Open ZirconCode opened 1 year ago
pls share the function name,app name,instance id,timestamp ,region etc.
function name: all, since the deploy doesn't work app name: as in the logs above, ae-API-compute, but also debugApp123 instance id: azure function instance id? (i.e. ExecutionContext.InvocationId?), not relevant since it is a deploy error timestamp: for some examples see logs above region: west europe
etc.: I also wish I could provide the relevant information to isolate the error, however the error messages have not allowed me to do so.
Setting PYTHON_ISOLATE_WORKER_DEPENDENCIES:1
also does not resolve the issue.
pls create the support request on azure portal https://learn.microsoft.com/en-us/azure/azure-portal/supportability/how-to-create-azure-support-request
As mentioned previously, I am already in contact with azure support.
Tried:
Ran into two new bugs while isolating:
11:35:41 AM ae-api-compute-secondary: Starting deployment...
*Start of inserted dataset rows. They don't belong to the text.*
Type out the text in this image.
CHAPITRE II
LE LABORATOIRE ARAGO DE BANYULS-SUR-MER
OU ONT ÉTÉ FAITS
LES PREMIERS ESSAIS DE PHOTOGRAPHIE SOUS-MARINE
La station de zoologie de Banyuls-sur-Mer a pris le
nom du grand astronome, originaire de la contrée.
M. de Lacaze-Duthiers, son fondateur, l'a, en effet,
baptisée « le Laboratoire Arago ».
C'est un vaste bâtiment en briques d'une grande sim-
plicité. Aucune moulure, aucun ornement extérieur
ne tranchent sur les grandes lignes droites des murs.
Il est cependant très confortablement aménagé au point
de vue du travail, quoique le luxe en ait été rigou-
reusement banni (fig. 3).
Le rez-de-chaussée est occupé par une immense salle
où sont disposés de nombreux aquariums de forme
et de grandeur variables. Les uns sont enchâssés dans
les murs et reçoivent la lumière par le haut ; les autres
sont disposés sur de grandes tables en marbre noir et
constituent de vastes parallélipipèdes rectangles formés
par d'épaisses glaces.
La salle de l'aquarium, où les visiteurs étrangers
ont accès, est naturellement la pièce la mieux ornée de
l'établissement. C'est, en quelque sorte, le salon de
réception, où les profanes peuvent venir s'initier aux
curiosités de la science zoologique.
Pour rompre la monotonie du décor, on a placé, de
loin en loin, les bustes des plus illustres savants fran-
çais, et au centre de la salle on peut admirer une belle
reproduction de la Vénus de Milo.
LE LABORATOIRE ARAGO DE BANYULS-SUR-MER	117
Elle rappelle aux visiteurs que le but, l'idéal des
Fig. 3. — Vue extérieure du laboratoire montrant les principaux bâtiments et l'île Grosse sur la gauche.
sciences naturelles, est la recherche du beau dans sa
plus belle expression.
11:35:41 AM ae-api-compute-secondary: Creating zip package...
11:46:39 AM: Error: socket hang up
I've been using .funcignore
and disabling functions to try to isolate the problem within the scope of my larger project, since it was not possible to do so from a clean project upwards. Both these things seem to invite a host of new issues.
The combination of all these issues makes it impossible to work. It is very disappointing.
I have isolated and reproduced reliably one of the vague errors listed above:
4:00:49 PM: Error: The operation was aborted.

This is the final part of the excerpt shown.